Wednesday, February 10, 2010


There's a lot of, well, buzz about Google Buzz. Admittedly, I have not looked into it. Like I need any more social media sites to worry about - the ones I have now cause me enough consternation and grief as it is. All reports seem to indicate that it's less locked down than either Twitter or Facebook so I can't imagine it doing much except for people who really don't care one whit about their online privacy. It is, however, Google so there's no telling.

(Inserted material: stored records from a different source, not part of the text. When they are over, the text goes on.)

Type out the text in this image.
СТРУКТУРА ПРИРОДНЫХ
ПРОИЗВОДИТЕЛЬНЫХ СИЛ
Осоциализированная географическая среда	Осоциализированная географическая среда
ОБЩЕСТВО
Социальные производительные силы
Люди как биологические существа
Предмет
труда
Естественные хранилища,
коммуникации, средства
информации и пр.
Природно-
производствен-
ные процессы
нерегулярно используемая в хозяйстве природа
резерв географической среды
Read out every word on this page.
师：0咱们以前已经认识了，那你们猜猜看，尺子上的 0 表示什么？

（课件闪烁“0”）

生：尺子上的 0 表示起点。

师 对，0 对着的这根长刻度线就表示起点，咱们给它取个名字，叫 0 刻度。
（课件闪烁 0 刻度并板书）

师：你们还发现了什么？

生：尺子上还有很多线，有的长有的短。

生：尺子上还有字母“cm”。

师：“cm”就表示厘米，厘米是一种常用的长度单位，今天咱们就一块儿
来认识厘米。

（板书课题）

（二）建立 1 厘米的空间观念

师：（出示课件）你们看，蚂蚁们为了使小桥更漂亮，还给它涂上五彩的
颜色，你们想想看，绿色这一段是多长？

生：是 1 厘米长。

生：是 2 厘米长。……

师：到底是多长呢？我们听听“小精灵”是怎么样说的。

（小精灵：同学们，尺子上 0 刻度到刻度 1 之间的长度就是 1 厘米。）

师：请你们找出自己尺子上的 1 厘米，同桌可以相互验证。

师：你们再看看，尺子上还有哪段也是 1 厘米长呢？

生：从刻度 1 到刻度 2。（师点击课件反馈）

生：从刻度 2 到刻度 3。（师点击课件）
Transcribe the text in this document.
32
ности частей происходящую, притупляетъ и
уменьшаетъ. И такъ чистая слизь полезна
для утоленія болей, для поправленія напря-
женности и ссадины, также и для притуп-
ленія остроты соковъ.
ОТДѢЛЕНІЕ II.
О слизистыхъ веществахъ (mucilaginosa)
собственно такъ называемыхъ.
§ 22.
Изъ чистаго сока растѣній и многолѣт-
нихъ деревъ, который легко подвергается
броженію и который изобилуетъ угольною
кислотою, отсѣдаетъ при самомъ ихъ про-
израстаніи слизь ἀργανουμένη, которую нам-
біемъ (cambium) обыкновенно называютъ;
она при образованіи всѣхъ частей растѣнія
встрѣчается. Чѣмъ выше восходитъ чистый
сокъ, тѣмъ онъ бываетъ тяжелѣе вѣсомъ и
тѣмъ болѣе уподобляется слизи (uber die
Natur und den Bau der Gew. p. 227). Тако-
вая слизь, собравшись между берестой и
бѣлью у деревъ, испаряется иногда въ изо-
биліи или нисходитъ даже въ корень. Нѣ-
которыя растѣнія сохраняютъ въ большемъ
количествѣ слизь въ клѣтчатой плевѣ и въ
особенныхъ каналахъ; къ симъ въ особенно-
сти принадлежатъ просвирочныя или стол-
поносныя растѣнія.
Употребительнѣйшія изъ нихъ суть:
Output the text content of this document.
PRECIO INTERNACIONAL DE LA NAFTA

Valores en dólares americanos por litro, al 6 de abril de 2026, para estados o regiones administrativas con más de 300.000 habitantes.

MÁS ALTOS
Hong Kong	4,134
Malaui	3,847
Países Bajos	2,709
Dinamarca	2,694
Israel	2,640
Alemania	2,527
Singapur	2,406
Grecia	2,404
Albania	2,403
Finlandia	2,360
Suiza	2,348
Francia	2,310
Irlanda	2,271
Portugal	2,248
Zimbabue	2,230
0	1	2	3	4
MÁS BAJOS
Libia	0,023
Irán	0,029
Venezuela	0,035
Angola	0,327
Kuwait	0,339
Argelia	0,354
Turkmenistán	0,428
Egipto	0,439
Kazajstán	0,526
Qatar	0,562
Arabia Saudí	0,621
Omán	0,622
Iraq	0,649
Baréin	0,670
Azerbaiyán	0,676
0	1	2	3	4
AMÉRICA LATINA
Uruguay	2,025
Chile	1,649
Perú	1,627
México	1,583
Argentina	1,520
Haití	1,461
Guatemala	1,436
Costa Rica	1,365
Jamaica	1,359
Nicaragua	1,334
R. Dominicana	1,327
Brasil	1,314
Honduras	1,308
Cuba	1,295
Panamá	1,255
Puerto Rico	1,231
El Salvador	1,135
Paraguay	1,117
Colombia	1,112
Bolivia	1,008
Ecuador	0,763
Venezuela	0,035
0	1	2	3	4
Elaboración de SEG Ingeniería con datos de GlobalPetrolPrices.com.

I've talked a lot on these pages about Facebook and how I both love and hate it. In spite of the fact that I get to decide who I let in, it still seems like the large number of people from different parts of my life all agglomerated in one spot is a bit daunting at times. Facebook helped address that problem with new privacy settings granting me He-Man like power in allowing certain friends to see or not see certain things. It makes it sound like I'm living this seedy double life and no matter how much I wish that to be true some days, nothing could be further from the truth. I just feel like that not everyone needs to know everything about me, or even the small amount that I post online. There's also a false sense of security in that control - no matter who you block, you're still posting it on the internet. There's no stopping someone from retweeting or sharing something that you did or posted with a mutual friend and then there it goes. As Olivia so eloquently put it, "once the rumor spreads, the truth is just a thing of the past."

While this is not a new thing for me to think about, I have been having an increasingly difficult time reconciling this feeling. It wasn't until a couple weeks ago that someone put it in terms that really resonated for me. I'm paraphrasing, which she was as well, but it goes something like this:

"The definition of good mental health is knowing the appropriate response based on the person and the situation."

She (and I) would argue that social media, especially Facebook, takes away that ability to make those decisions. Instead, you're forced into one monolithic response to everyone around you. Personally, I know that most of my inner circle (family, close friends) get me enough that pretty much anything I say will be at least partially understood - but what about the people I graduated from high school with? Co-workers? Long lost old acquaintances? Not so much and not quite as "safe." As usual for me, it's about boundaries and in the world of social media, boundaries are increasingly nebulous.

The same person who was talking to me about this also thinks that whenever successful communication between people occurs, it should be classified as a minor miracle. With all the things that can go wrong or be misinterpreted when people are trying to communicate, I would have to agree with her. It's a reminder to us all to be a bit more forgiving of the people around us. But it's also a mild warning that I think can apply well to social media.

No one is a monolith, and no one should be forced to be one.

Now excuse me while I go post a Barbara Mandrell video to Facebook.

1 comment:

John said...

I wanted to give in to Buzz, and did momentarily, but I have read too many bad things about the privacy issues, and I have deactivated it now.